Thursday, May 7, 2015

Research papers, identity and pressure...


    It's extremely eye-opening when assigning research papers to students and viewing the results. In an accepting and hostile-less environment the range of topics and, more specifically, the depths the students go into the topics, are unbound from outside control. This allows an educator opportunities to honestly estimate what students are concerned with alongside their ability to deliver an argument. Beyond analyzing sports' history or trivial topics like "Why do we dream?," students want to tackle subjects like parenting, effects of stress and disorders. It is telling because even as we try to communicate with and raise children rarely do we ask for their opinion on the matter of just that: parenting.
    For students around the age of adolescence there is a critical psychological shift taking place. The formation of an identity, building self-esteem, and gradually accepting the rules or guidelines society imposes are the core concerns among these shifts. As the shifts (broader understandings about the self) take place students will, no doubt, be bombarded by questions demanding that they know where there life is heading. "Where are you going to college?" "What will you major in?" "Have you thought about where you will work for the summer?" These are all questions asked without consideration. Even as the questioner asks, they are probably imposing their own experiences within the conversation. Instead of hearing the answers in context, what occurs when the answers do not configure correctly with the experiences of the questioner is frustration, hopelessness, leading to other questions, instead, like "What's wrong with you?," or even better threats: "Well, you better find out soon! You don't want to end up on the streets."
     The current society that we've built up allows almost zero time to go through (here's psychology for you) Erik Erikson's "Identity-versus-identity confusion" stage. There is more of a push to impose identities on young adolescents: Stop acting that way, that's not how it is done, this is not where you should be...which only creates the confusion part rather than allowing the teen time to disseminate amongst possible ways to live in the world. Putting it another way, approach from the context that, while they may be perceptive, teens do not have background experience to draw on in order to fully answer questions about their future. Forms of ridicule about their uncertainty take place in the absence of creating an understanding.

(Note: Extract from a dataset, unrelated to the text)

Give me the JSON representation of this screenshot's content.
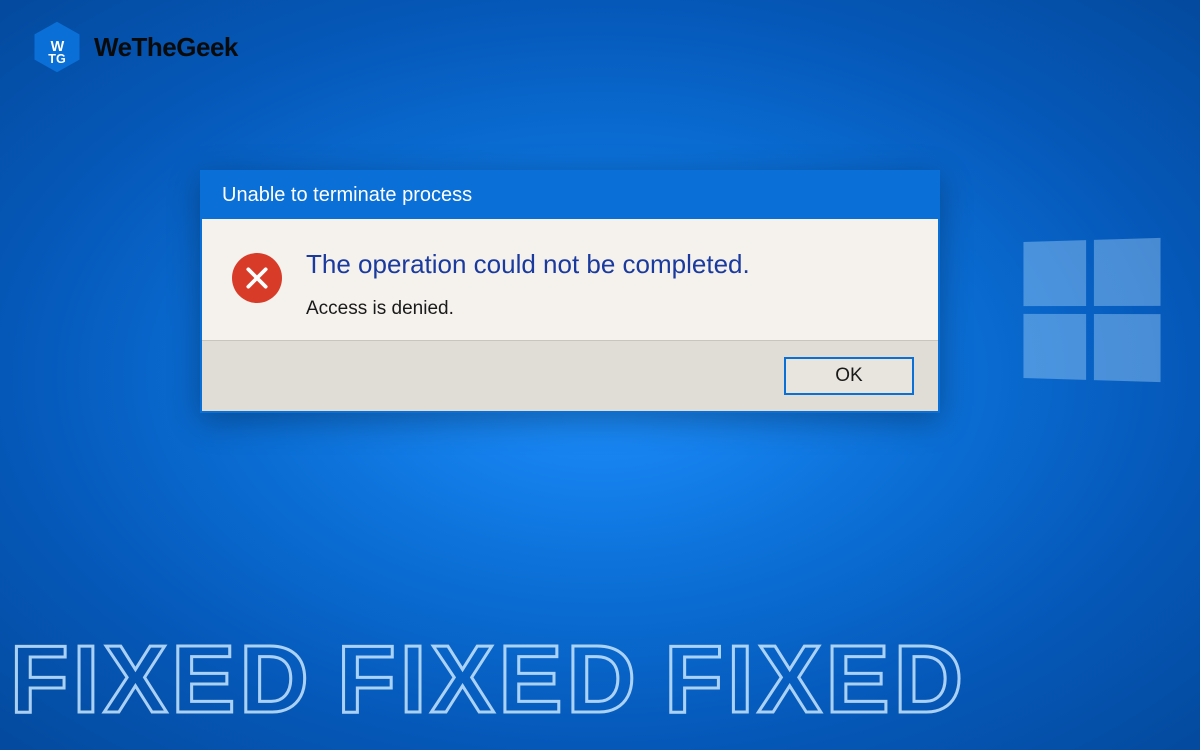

Disgust rises over acceptance and these feelings are embedded in the psyche.
       The issues of why American schools perform much lower than other countries, or why Millennials are flocking home after completing yet another round of schooling, and seemingly blindly feeling their way around society, fall right here.
      At the ages of 12 years old and up is where ridicule is built and forged and exacerbated. This is the age that openly ridicules and begins to form trenches between the 'others.' Explain another moment in life when one is more aware of his/her place while questioning others' in the world? In adulthood, a regular return to the memories and past moments of importance occurs. Time and again these moments are assessed and categorized as moments when one 'fit in' and felt safe or as moments when one was feeling threatened, perhaps picked on. The perfectionism, everybody constantly needing to know where they are going, how long it will take to get there, maybe even parents' begrudging arguments to get a job, are all memories and thoughts that become engrained as the only way to live. A thorough effect takes place beyond adolescence and results in these same ideas being seen over and over, again, that it is all right to step on one and other, that it is all right to position oneself in a positive light and portray another negatively. It is no secret teens continually express stress as their ultimate torturer brought on by an amount of developed thought concerning bullies and cliques in the arena of school. There is pressure to judge or be judged, followed by assumptions that this teen behavior is just a 'phase.' Yet, it is not just a phase. The reactions to and actions against behavior will be held onto and make or break a more matured person when they actually need to rely on their emotions, self-esteem or feelings of worth. Likewise, later on the adult has an ability to dissect behavior allowing reasonable and fulfilling long-term goals in exchange of reactionary questions like "How did things get this way?"